How to Get Data
Step 1: Install DataLad
RBC is accessible via datalad. Follow the instructions here
to get it installed.
Step 2: Pick a dataset to clone
You can find each of the unprocessed BIDS MRI data, processed functional and processed structural derivatives in their own git repositories.
The git repositories (you can find then all here) are consistently named such that:
- If you’re looking for BIDS MRI, the repo will be named
<study>_BIDS - If you’re looking for processed functional data, the repo will be named
<study>_CPAC - If you’re looking for BIDS MRI, the repo will be named
<study>_FreeSurfer
where <study> is replaced with HBN, NKI, PNC, BHRC of CCNP.
Step 3: Clone the data and take a look
Cloning
Getting data on to your system will involve running a command like this:
$ datalad clone https://github.com/ReproBrainChart/<study>_<content>.git
Suppose I’d like to get some processed anatomical data from PNC. I would replace <study>
with PNC and <content> with FreeSurfer.

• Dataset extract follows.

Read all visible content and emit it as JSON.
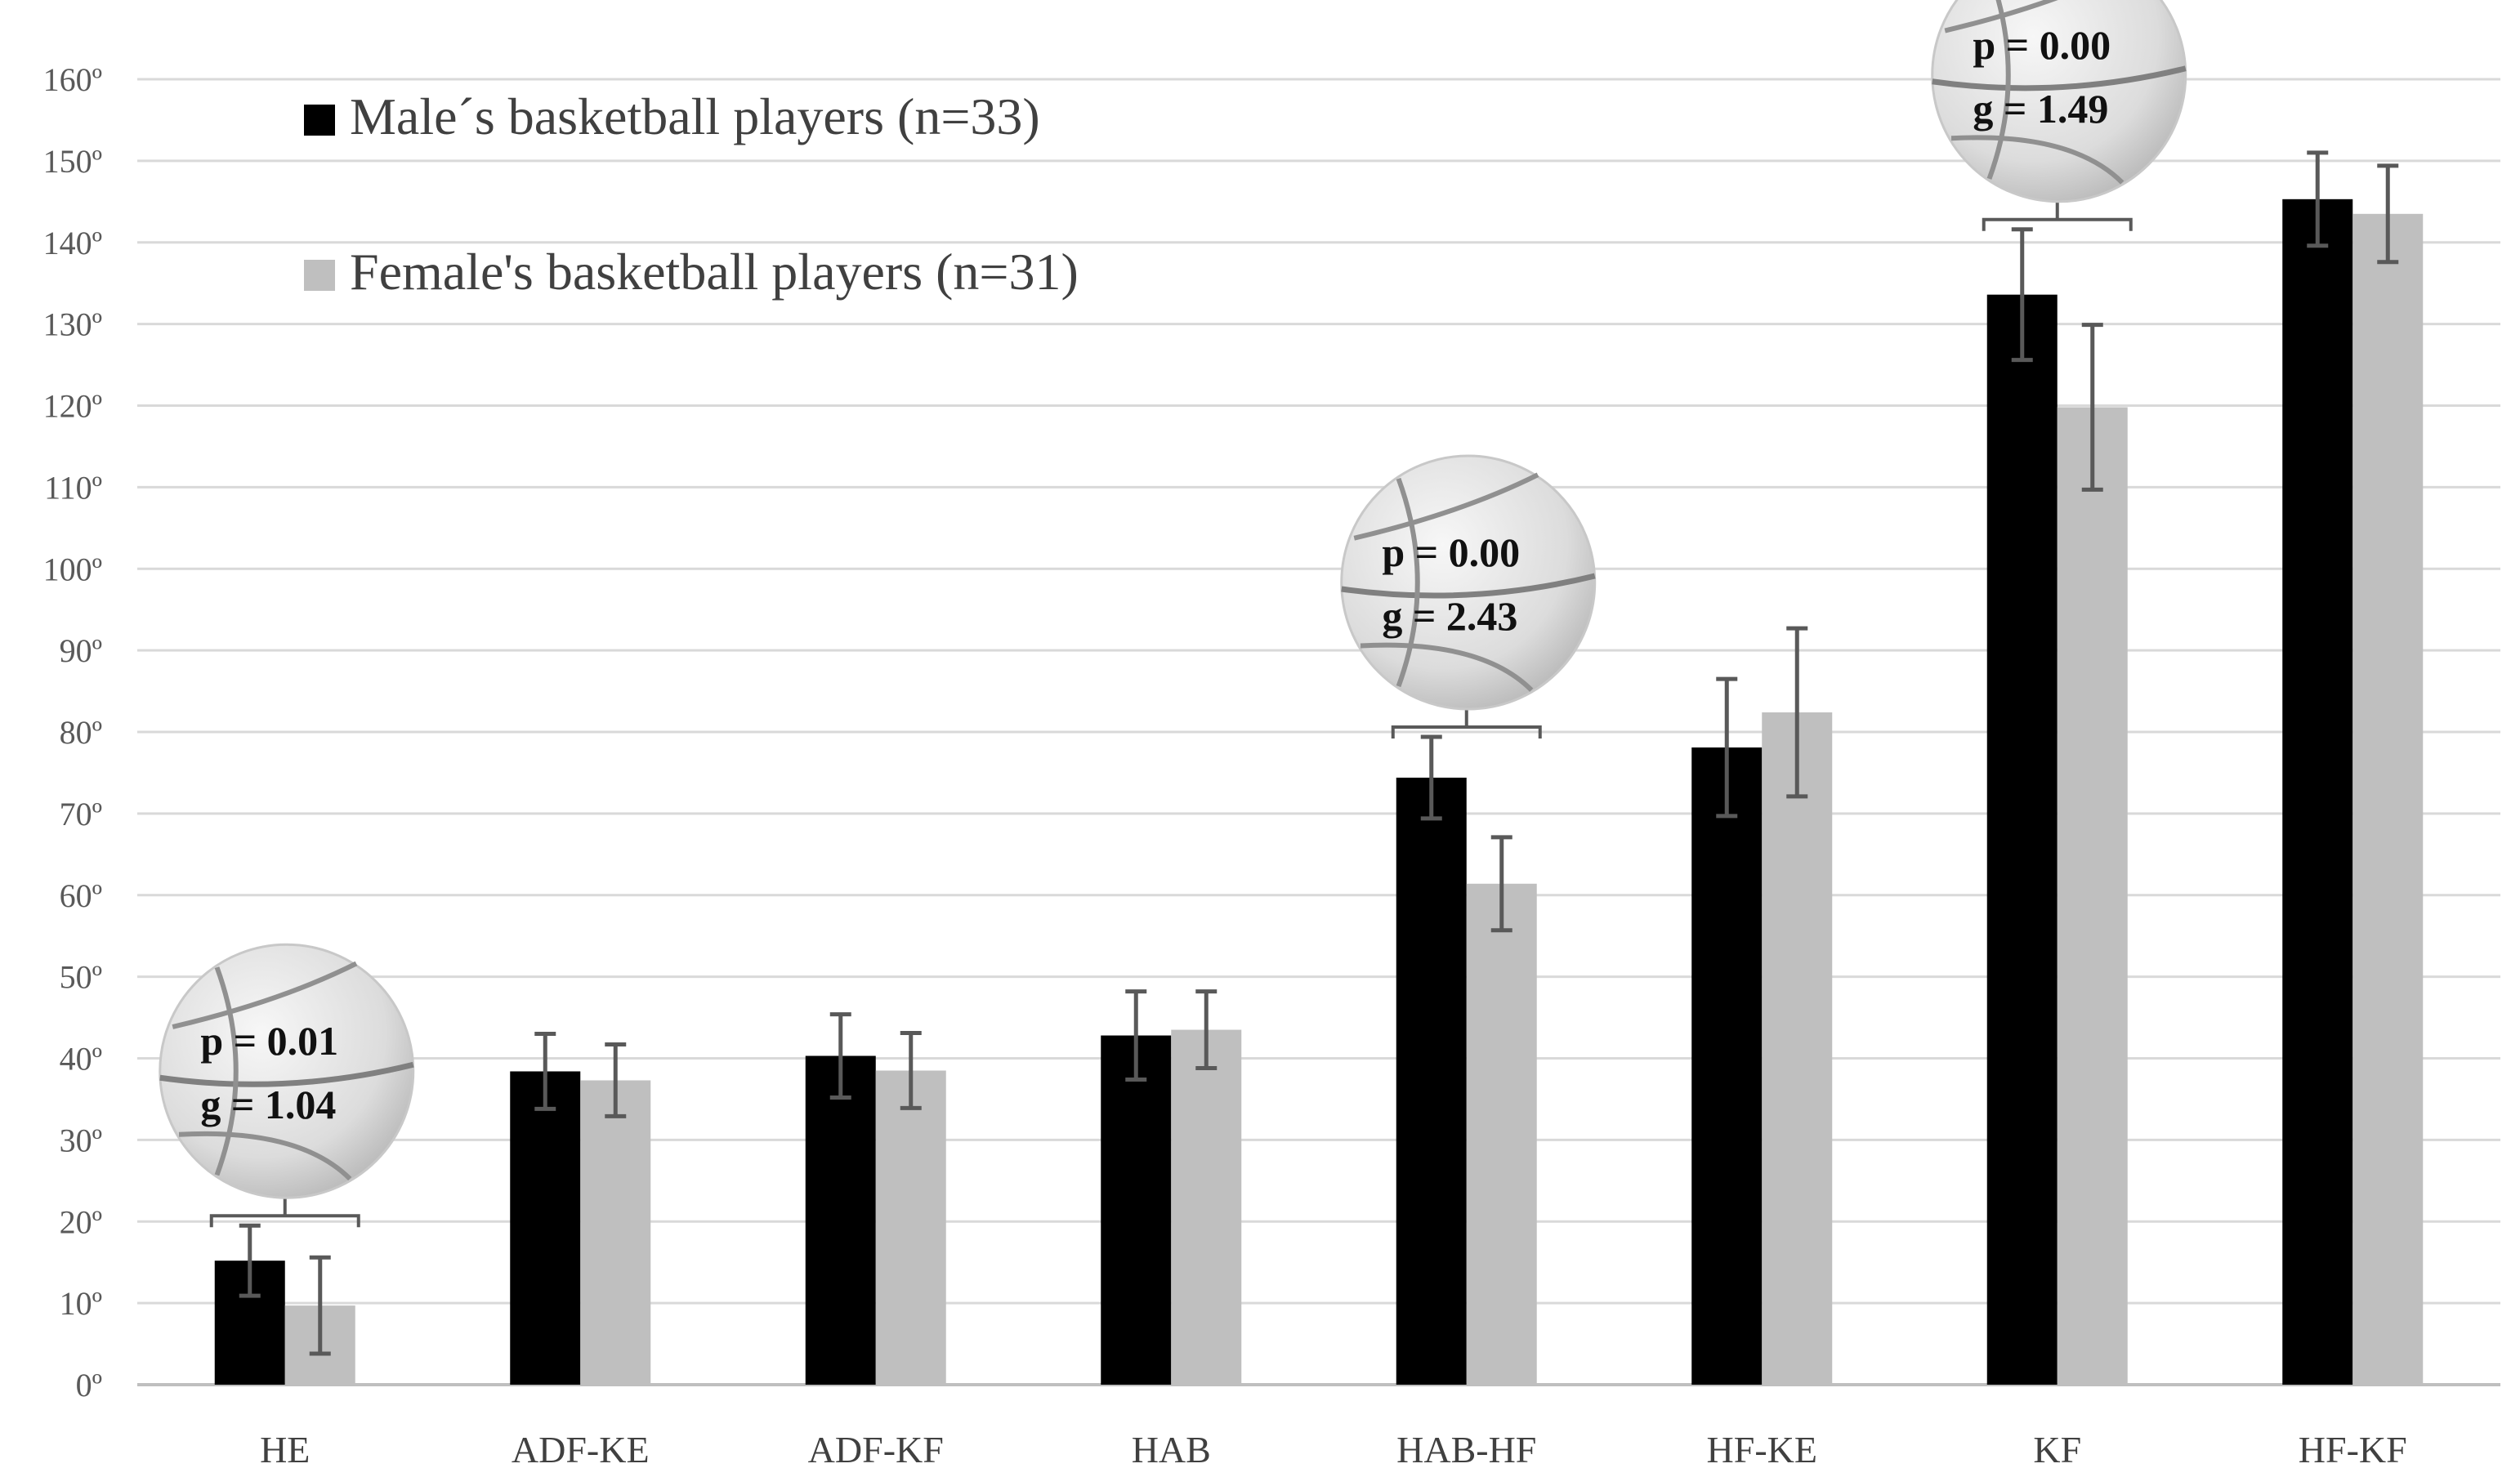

My command would be
$ datalad clone https://github.com/ReproBrainChart/PNC_FreeSurfer.git
You will see some warnings such as these:
[INFO ] Unable to parse git config from origin
[INFO ] Remote origin does not have git-annex installed; setting annex-ignore
[INFO ] This could be a problem with the git-annex installation on the remote. Please make sure that git-annex-shell is available in PATH when you ssh into the remote. Once you have fixed the git-annex installation, run: git annex enableremote origin
install(ok): /home/cieslakm/data/PNC_FreeSurfer (dataset)
but you now have a DataLad dataset with everything you need to look at some data!
Getting data
That command probably finished a lot faster than you were expecting: PNC FreeSurfer has 1592
subjects in it! But this is normal for DataLad. You will see a PNC_FreeSurfer directory
that you can look around in and see all the files you might want to copy to your workspace.
For example, let’s take a look at the data we might want from one of the PNC subjects:
$ cd PNC_FreeSurfer/freesurfer/sub-192413932
$ ls
sub-192413932_brainmeasures.json@ sub-192413932_fsaverage.tar.xz@
sub-192413932_brainmeasures.tsv@ sub-192413932_fsLR_den-164k.tar.xz@
sub-192413932_freesurfer.tar.xz@ sub-192413932_regionsurfacestats.tsv@
We know from the data dictionary that the tabular data is available in the two TSV files, so let’s get a copy of them that we can open:
$ datalad get *.tsv
get(ok): freesurfer/sub-192413932/sub-192413932_regionsurfacestats.tsv (file) [from output-storage...]
get(ok): freesurfer/sub-192413932/sub-192413932_brainmeasures.tsv (file) [from output-storage...]
action summary:
get (ok: 2)
Shell glob patterns can be used to get whichever files you might need.